In an interview with Vodzilla, Denis Villeneuve explained the creative process while shooting most of “Enemy,” which involved tons of improvisation and “a controlled environment” where the actors, particularly Jake Gyllenhaal, could safely arrive at breakthrough character moments. While there was freedom to improvise, a lot of the script was painstakingly structured, adding precision to the characters and their motivations. Essentially, there is a method to the madness on a Denis Villeneuve set, which allowed him and cinematographer Nicolas Bolduc to work closely with the actors. He said:
“Most of the movie is shot in a studio, a very controlled environment … the scenes were very precise, but I wanted to improvise with the actors a lot and I did tons of takes. I was doing 25, 35, 40 takes with Jake Gyllenhaal trying to explore a deeper approach, to go in the verge of chaos and find a new way of acting. For that, I decided there would be no marks on the floor, the actors would be free in the environment and we worked with a little crane that was able to follow their movements.”

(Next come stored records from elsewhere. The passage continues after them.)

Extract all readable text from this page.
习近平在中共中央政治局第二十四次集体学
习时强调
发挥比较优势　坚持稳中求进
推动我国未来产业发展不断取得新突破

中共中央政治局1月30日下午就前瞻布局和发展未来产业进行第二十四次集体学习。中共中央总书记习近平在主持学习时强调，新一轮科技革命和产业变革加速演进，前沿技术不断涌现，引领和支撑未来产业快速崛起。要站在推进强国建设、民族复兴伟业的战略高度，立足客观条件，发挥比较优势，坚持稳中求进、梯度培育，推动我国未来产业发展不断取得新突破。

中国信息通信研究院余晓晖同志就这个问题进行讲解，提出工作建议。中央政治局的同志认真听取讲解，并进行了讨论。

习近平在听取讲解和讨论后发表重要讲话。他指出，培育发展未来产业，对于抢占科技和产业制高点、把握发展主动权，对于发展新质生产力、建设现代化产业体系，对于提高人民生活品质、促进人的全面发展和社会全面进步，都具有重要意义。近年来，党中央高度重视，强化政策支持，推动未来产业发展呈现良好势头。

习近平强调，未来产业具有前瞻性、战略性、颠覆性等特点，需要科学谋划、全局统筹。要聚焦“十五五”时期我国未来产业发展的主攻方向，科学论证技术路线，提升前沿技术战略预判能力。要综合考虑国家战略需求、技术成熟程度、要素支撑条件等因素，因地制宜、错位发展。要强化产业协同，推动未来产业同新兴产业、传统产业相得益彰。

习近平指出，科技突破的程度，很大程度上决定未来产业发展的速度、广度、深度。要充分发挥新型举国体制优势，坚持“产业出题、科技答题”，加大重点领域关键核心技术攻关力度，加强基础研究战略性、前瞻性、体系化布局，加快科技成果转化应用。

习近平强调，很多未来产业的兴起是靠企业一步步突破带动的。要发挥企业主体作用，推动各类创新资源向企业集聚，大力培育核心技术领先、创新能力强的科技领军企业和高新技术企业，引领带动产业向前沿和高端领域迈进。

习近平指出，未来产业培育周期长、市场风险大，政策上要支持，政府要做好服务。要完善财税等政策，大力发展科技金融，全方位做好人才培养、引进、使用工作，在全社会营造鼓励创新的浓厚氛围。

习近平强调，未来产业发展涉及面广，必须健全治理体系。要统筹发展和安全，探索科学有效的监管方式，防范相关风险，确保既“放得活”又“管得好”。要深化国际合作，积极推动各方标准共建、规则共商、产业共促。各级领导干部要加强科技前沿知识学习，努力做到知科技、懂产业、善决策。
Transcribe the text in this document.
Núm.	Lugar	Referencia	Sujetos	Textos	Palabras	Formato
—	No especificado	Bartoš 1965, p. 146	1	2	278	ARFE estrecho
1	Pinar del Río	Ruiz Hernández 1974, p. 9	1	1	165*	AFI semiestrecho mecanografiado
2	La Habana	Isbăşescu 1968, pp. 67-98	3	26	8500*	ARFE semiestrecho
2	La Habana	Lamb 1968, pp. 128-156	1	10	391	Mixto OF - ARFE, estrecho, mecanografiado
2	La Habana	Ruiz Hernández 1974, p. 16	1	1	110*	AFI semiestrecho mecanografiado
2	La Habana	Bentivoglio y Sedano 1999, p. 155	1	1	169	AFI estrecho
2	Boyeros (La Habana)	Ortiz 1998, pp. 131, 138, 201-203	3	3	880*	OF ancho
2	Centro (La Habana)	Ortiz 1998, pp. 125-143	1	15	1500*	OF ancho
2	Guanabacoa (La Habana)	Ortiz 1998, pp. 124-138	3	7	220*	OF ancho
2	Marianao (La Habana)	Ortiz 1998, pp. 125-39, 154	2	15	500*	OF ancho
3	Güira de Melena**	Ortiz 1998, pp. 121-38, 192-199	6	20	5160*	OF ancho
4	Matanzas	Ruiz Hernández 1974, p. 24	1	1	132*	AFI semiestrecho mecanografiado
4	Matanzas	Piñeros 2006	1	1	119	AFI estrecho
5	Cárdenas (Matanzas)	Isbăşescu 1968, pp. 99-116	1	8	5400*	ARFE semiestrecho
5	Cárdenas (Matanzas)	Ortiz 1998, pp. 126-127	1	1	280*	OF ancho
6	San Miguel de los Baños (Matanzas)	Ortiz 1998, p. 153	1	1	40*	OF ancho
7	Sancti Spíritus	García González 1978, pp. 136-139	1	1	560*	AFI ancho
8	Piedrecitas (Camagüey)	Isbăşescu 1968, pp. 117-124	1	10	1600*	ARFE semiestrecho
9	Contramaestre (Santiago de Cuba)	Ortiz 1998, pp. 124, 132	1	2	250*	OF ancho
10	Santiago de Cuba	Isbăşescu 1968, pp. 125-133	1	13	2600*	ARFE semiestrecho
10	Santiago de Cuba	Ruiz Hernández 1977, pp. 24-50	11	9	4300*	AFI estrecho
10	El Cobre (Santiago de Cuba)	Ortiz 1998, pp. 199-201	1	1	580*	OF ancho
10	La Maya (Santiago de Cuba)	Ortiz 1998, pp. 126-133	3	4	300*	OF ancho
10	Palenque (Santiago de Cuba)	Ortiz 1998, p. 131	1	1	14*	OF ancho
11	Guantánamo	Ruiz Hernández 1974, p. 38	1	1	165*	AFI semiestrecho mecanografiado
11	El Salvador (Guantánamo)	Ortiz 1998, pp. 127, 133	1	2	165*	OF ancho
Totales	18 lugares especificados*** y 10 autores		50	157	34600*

Instead of fostering an environment in which actors need to follow precise directorial instructions and unwillingly participate in several takes, Villeneuve made sure that there was ample room for collaboration and creative breakthrough. As the camera mostly followed Gyllenhaal, the scenes were lit in a way that allowed him to “find [his] own light,” granting him agency in terms of character portrayal. Moreover, while the storytelling was minutely controlled by Villeneuve, he was open to “exploring new ways of directing” when it came to collaborating with Gyllenhaal and the rest of the actors. This balanced process, which encouraged both structure and lawlessness, allowed “Enemy” to morph into the intellectually-stimulating fever dream of a movie it is.